Mary se retourna vers Hébert, les yeux rougis par la fatigue.

— C'est épuisant, vous n'avez pas un système qui envoie automatiquement ces messages ?

demanda-t-elle à Sam.

— Bien sûr que si ! répondit le professeur en souriant.

Trente et une heures après la première alerte, l'ouragan passa au-dessus de St. Croix et de St.

Thomas, le 16 septembre il se dirigea vers Puerto Rico. À chacun de ses mouvements, Lisa changeait sa fréquence radio, prévenant du danger de plus en plus loin, de plus en vite. Le 17

il atteignit sa dépression maximale à 949 millibars, ses vents soufflaient alors à plus de 100

nœuds, il retourna vers l'Atlantique. À la fin de la journée les vents qui avaient atteint 121

nœuds chutèrent quand la pression remonta de 20 millibars. Le mur primaire de l'œil se désintégra au-dessus de l'océan dix heures plus tard. Marilyn mourut dans la nuit du 21 au 22

septembre.


De retour à Newark, Lisa apprit que l'ouragan n'avait fait que huit victimes, cinq à St.
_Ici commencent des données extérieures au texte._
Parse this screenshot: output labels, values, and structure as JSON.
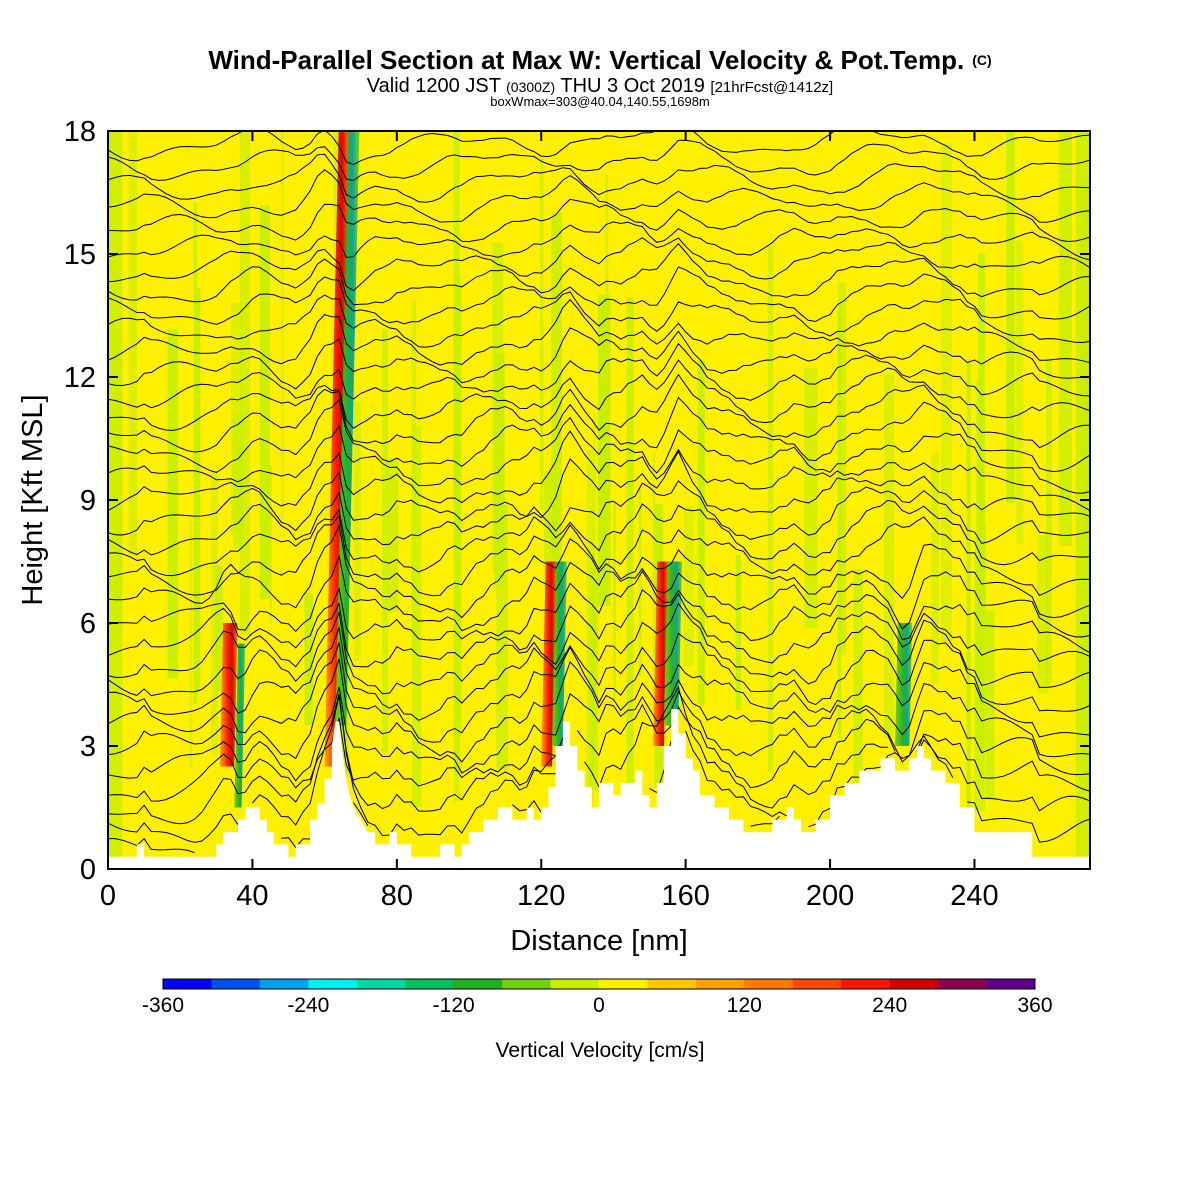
{
  "chart_data": {
    "type": "heatmap",
    "title": "Wind-Parallel Section at Max W: Vertical Velocity & Pot.Temp.",
    "title_mark": "(C)",
    "subtitle_parts": [
      "Valid 1200 JST ",
      "(0300Z)",
      " THU 3 Oct 2019 ",
      "[21hrFcst@1412z]"
    ],
    "subtitle2": "boxWmax=303@40.04,140.55,1698m",
    "xlabel": "Distance [nm]",
    "ylabel": "Height [Kft MSL]",
    "xlim": [
      0,
      272
    ],
    "ylim": [
      0,
      18
    ],
    "xticks": [
      "0",
      "40",
      "80",
      "120",
      "160",
      "200",
      "240"
    ],
    "xtick_values": [
      0,
      40,
      80,
      120,
      160,
      200,
      240
    ],
    "yticks": [
      "0",
      "3",
      "6",
      "9",
      "12",
      "15",
      "18"
    ],
    "ytick_values": [
      0,
      3,
      6,
      9,
      12,
      15,
      18
    ],
    "colorbar": {
      "label": "Vertical Velocity [cm/s]",
      "tick_labels": [
        "-360",
        "-240",
        "-120",
        "0",
        "120",
        "240",
        "360"
      ],
      "tick_values": [
        -360,
        -240,
        -120,
        0,
        120,
        240,
        360
      ],
      "levels": [
        -360,
        -330,
        -300,
        -270,
        -240,
        -210,
        -180,
        -150,
        -120,
        -90,
        -60,
        -30,
        0,
        30,
        60,
        90,
        120,
        150,
        180,
        210,
        240,
        270,
        300,
        330,
        360
      ],
      "colors": [
        "#0000ff",
        "#0050f0",
        "#00a0f0",
        "#00f0f0",
        "#00d8a0",
        "#00c060",
        "#20b020",
        "#70d010",
        "#c8ee00",
        "#fff000",
        "#ffc800",
        "#ffa000",
        "#ff7800",
        "#ff4800",
        "#ff1400",
        "#d00000",
        "#900050",
        "#600090"
      ]
    },
    "terrain": {
      "x": [
        0,
        8,
        8,
        10,
        10,
        15,
        15,
        30,
        30,
        32,
        32,
        36,
        36,
        38,
        38,
        42,
        42,
        44,
        44,
        46,
        46,
        50,
        50,
        52,
        52,
        56,
        56,
        58,
        58,
        60,
        60,
        62,
        62,
        63,
        64,
        65,
        66,
        67,
        68,
        70,
        72,
        74,
        74,
        78,
        78,
        80,
        80,
        84,
        84,
        88,
        88,
        92,
        92,
        96,
        96,
        98,
        98,
        100,
        100,
        104,
        104,
        108,
        108,
        112,
        112,
        116,
        116,
        118,
        118,
        120,
        120,
        122,
        122,
        124,
        124,
        126,
        126,
        128,
        128,
        130,
        130,
        132,
        132,
        134,
        134,
        136,
        136,
        140,
        140,
        142,
        142,
        146,
        146,
        148,
        148,
        150,
        150,
        152,
        152,
        154,
        154,
        156,
        156,
        158,
        158,
        160,
        160,
        162,
        162,
        164,
        164,
        168,
        168,
        172,
        172,
        176,
        176,
        180,
        180,
        184,
        184,
        188,
        188,
        190,
        190,
        192,
        192,
        196,
        196,
        200,
        200,
        204,
        204,
        208,
        208,
        212,
        212,
        214,
        214,
        218,
        218,
        220,
        220,
        222,
        222,
        224,
        224,
        226,
        226,
        228,
        228,
        232,
        232,
        236,
        236,
        240,
        240,
        244,
        244,
        248,
        248,
        252,
        252,
        256,
        256,
        260,
        260,
        264,
        264,
        268,
        268,
        272
      ],
      "h": [
        0.3,
        0.3,
        0.6,
        0.6,
        0.3,
        0.3,
        0.3,
        0.3,
        0.6,
        0.6,
        0.9,
        0.9,
        1.2,
        1.2,
        1.5,
        1.5,
        1.2,
        1.2,
        0.9,
        0.9,
        0.6,
        0.6,
        0.3,
        0.3,
        0.6,
        0.6,
        1.2,
        1.2,
        1.6,
        1.6,
        2.2,
        2.2,
        3.0,
        3.6,
        3.6,
        2.8,
        2.2,
        1.8,
        1.5,
        1.2,
        0.9,
        0.9,
        0.6,
        0.6,
        0.9,
        0.9,
        0.6,
        0.6,
        0.3,
        0.3,
        0.3,
        0.3,
        0.6,
        0.6,
        0.3,
        0.3,
        0.6,
        0.6,
        0.9,
        0.9,
        1.2,
        1.2,
        1.5,
        1.5,
        1.2,
        1.2,
        1.5,
        1.5,
        1.2,
        1.2,
        1.5,
        1.5,
        2.0,
        2.0,
        3.0,
        3.0,
        3.6,
        3.6,
        3.0,
        3.0,
        2.4,
        2.4,
        2.0,
        2.0,
        1.5,
        1.5,
        2.1,
        2.1,
        1.8,
        1.8,
        2.1,
        2.1,
        2.4,
        2.4,
        1.8,
        1.8,
        1.5,
        1.5,
        2.1,
        2.1,
        3.0,
        3.0,
        3.9,
        3.9,
        3.3,
        3.3,
        2.7,
        2.7,
        2.4,
        2.4,
        1.8,
        1.8,
        1.5,
        1.5,
        1.2,
        1.2,
        0.9,
        0.9,
        0.9,
        0.9,
        1.2,
        1.2,
        1.5,
        1.5,
        1.2,
        1.2,
        0.9,
        0.9,
        1.2,
        1.2,
        1.8,
        1.8,
        2.1,
        2.1,
        2.4,
        2.4,
        2.4,
        2.4,
        2.7,
        2.7,
        2.4,
        2.4,
        2.4,
        2.4,
        2.7,
        2.7,
        3.0,
        3.0,
        2.7,
        2.7,
        2.4,
        2.4,
        2.1,
        2.1,
        1.5,
        1.5,
        0.9,
        0.9,
        0.9,
        0.9,
        0.9,
        0.9,
        0.9,
        0.9,
        0.3,
        0.3,
        0.3,
        0.3,
        0.3,
        0.3,
        0.3,
        0.3,
        0.3
      ]
    },
    "features": [
      {
        "kind": "updraft",
        "x0": 31,
        "x1": 35,
        "y0": 2.5,
        "y1": 6.0,
        "w": 220
      },
      {
        "kind": "downdraft",
        "x0": 35,
        "x1": 37,
        "y0": 1.5,
        "y1": 5.5,
        "w": -90
      },
      {
        "kind": "updraft",
        "x0": 60,
        "x1": 63,
        "y0": 2.5,
        "y1": 18.0,
        "w": 300
      },
      {
        "kind": "downdraft",
        "x0": 63,
        "x1": 66,
        "y0": 3.5,
        "y1": 18.0,
        "w": -200
      },
      {
        "kind": "updraft",
        "x0": 120,
        "x1": 123,
        "y0": 2.5,
        "y1": 7.5,
        "w": 240
      },
      {
        "kind": "downdraft",
        "x0": 123,
        "x1": 126,
        "y0": 3.0,
        "y1": 7.5,
        "w": -150
      },
      {
        "kind": "updraft",
        "x0": 151,
        "x1": 154,
        "y0": 3.0,
        "y1": 7.5,
        "w": 180
      },
      {
        "kind": "downdraft",
        "x0": 154,
        "x1": 158,
        "y0": 3.5,
        "y1": 7.5,
        "w": -120
      },
      {
        "kind": "downdraft",
        "x0": 218,
        "x1": 222,
        "y0": 3.0,
        "y1": 6.0,
        "w": -60
      }
    ],
    "isentrope_count": 36,
    "grid": false
  }
}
Thomas, une à St. Croix, une à St. John et une seule à Puerto Rico. Quand elle présenta son exposé à l'école elle fit une requête que son professeur de géographie accepta aussitôt.

Chaque matin, tous les élèves de sa classe se tinrent debout pour une minute de silence... et ce pendant huit jours.


10.

Lisa continuait de recevoir chaque trimestre le bulletin d'information du NHC, toujours accompagné d'un petit mot d'Hébert, qui prendrait sa retraite au mois de juillet. Avec Sam, elle entretenait une correspondance régulière ; il était même venu leur rendre visite l'hiver dernier. Il lui apprit au cours de son séjour que les météorologues du Centre demandaient régulièrement de ses nouvelles. Mary publia dans le Montclair Times au printemps 1996 un article très remarqué sur les ouragans, la prestigieuse revue National Géographie lui offrit aussitôt l'opportunité de développer un dossier complet sur le sujet qui parut en octobre.

Elle y travailla tout l'été, assistée dans sa tâche par Lisa, qui s'occupait pour elle de toutes les recherches documentaires, rédigeant des synthèses.